И все единодушно говорят о еще одной особенности его индивидуальности: он ненавидел оставаться в одиночестве. Ему требовался кто-то, с кем он мог разговаривать, когда работает. Возможно, он и смог бы жить по-другому, но в тот период своей жизни любой мог ему позвонить и спросить, можно ли ему зайти, и Уорхол всегда отвечал «да». И заходили. И лились скотч и музыка, безостановочно, как чуть позднее на «Фабрике». Уорхол продолжал невозмутимо работать, подбадривая своих гостей к разговору, пока он рисовал или накладывал на нужное место экран для шелкографии, отвечал на телефонные звонки Эмиля де Антонио, Айвена Карпа, а чаще всего Генри Гельдцалера, блуждая по всему дому, спускаясь в полуподвальный этаж к своей матери, чтобы убедиться, все ли в порядке с ней и в ее комнате, с окнами на улицу, куда он ее поместил, утверждая, что она слишком много пьет, употребляя ящик виски в неделю, и поэтому слишком часто пьяна.

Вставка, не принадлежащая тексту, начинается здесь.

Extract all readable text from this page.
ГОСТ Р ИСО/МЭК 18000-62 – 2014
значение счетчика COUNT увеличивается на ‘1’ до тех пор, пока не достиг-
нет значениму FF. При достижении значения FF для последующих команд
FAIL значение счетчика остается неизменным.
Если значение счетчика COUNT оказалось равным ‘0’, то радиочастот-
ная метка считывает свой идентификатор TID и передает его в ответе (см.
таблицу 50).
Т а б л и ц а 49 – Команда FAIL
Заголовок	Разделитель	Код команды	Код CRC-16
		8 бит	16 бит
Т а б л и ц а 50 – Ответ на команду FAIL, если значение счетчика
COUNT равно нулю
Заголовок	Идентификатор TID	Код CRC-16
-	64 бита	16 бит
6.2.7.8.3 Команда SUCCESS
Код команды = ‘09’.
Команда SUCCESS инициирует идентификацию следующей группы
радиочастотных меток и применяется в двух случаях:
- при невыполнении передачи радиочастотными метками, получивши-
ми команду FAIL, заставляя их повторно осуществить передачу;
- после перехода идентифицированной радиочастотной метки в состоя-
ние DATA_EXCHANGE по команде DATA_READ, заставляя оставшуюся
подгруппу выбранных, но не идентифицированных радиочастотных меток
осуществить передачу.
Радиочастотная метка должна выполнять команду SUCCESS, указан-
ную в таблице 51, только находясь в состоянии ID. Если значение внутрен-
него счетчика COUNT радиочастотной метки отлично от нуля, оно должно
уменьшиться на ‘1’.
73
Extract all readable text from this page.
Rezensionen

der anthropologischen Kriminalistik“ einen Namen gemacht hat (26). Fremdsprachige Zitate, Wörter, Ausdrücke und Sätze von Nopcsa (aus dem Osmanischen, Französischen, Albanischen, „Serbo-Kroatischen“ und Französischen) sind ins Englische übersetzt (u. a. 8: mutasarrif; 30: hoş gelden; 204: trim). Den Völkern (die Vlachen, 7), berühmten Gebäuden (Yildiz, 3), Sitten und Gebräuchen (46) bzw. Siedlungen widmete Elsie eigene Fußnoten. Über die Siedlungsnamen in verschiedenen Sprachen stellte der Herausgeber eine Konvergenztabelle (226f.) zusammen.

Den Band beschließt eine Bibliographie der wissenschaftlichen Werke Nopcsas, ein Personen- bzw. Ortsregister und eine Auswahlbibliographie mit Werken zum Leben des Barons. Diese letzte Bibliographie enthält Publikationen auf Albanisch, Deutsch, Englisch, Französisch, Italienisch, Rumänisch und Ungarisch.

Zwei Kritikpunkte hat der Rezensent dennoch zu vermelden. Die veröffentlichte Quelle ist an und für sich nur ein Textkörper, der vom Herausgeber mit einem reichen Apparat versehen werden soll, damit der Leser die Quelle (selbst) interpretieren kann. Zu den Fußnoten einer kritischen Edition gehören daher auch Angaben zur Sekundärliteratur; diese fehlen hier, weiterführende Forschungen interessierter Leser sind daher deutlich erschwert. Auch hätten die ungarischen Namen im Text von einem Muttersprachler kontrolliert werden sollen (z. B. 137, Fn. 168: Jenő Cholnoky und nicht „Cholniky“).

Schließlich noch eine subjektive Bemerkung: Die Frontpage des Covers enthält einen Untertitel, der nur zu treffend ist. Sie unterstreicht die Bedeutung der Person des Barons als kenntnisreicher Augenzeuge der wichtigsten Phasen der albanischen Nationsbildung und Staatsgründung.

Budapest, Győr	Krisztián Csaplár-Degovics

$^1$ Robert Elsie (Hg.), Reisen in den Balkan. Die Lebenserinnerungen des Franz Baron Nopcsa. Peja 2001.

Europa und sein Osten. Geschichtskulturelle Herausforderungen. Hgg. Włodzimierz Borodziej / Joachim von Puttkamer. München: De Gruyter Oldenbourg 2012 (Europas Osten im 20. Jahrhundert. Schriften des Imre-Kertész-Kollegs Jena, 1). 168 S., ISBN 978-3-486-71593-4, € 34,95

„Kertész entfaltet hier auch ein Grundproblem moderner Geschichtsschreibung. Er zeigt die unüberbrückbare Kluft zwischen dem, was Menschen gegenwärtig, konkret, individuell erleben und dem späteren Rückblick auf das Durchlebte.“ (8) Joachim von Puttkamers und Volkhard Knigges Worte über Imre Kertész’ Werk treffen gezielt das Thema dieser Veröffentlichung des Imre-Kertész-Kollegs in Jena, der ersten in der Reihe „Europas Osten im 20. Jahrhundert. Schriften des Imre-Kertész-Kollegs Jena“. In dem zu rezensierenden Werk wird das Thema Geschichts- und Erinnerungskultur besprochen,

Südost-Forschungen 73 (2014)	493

Впрочем, возможно, то была правда. Во всяком случае, там она прожила, почти никуда не выходя, около двенадцати лет, в сыром полумраке, среди гор полиэтиленовых пакетов, в которых приносила продукты из соседних магазинов, писем и множества сиамских кошек. Иногда раздавался ее жалобный голос: «Энди меня стыдится». Это была правда, без всякого сомнения. При этом он ее обожал, не мог обходиться без нее, и это – тоже правда.
Энди всегда давал ей деньги, гораздо больше, чем она могла потратить: 500 долларов в неделю, не только на ее собственные нужды и домашнее хозяйство, но и для того, чтобы она могла посылать денежные переводы в Микову своим родным, что она регулярно и делала, или в Питтсбург – для внуков.
Энди появлялся в комнате матери каждое утро, чтобы позавтракать вместе, и вечером, прежде чем отправиться на вечеринку или в гости. Вместе они произносили коротенькие молитвы. Но это не вполне достоверно, потому что, когда ее сыновья Поль, Джон или их дети приезжали ее повидать (продолжительность их визитов в общей сложности не превысила и двух месяцев), их удивляло, с какой жадностью она стремилась к общению. Она могла часами говорить одна, выплескивая на собеседника потоки слов, производя впечатление человека, которому не с кем поговорить.
Можно возмущаться поведением Энди, богатого сына, любимца Джулии, но редкие семьи, пару в которых составляют мать – сын, часто имеют характер «манипулятивности», причем, хоть и не всегда осознанно, со стороны матери. Это значит оставить без внимания хлопоты Энди о признании за своей матерью полной недееспособности, чем он занимался, будучи еще никому не известным художником.
Уорхол не только изменил себя, он намеренно выдумывал что-то в каждом эпизоде своей биографии, создав нового персонажа. Этот персонаж – обычное зеркало, оно отсылает вам обратно ваши вопросы и образы, у него нет своего мнения, оно принимает все, стремится только к механическим действиям. Вряд ли Энди мог чувствовать себя раскованно со своей матерью, которая знала его как свои пять пальцев. Можно принять такое объяснение? Вполне возможно. Во всяком случае, оно – один из тех компонентов, которые можно принимать в расчет.
Можно вспомнить жесткость Энди, его безжалостность и стремительность в избавлении от всего, что его стесняет и тяготит. Пример? Об одной такой сцене рассказал Брюс Уильямсон, сотрудник
Когда-то, в самый удачный период для «Фабрики», в центре ее жизни оказалась очаровательная, молодая, красивая, богатая, излучающая сияние девушка невероятного обаяния, покорявшая всех, кто к ним заходил. В паре с ней Уорхол появлялся на всех самых шикарных вечеринках. Он снимал ее во всех своих фильмах, умело используя ее магическое притяжение, ее ауру, и тем самым способствовал тому, чтобы ее заметили и пригласили в большое кино, после чего она была выбрана «женщиной года» в 1965 году.
Потом то ли Энди бросил Эди, то ли Эди бросила Энди. Все больше и больше злоупотребляя наркотиками, пресытившись обещаниями, нарциссизмом и несбывающимися мечтами, за несколько лет промотав огромное состояние, она потолстела, потухла и исчезла.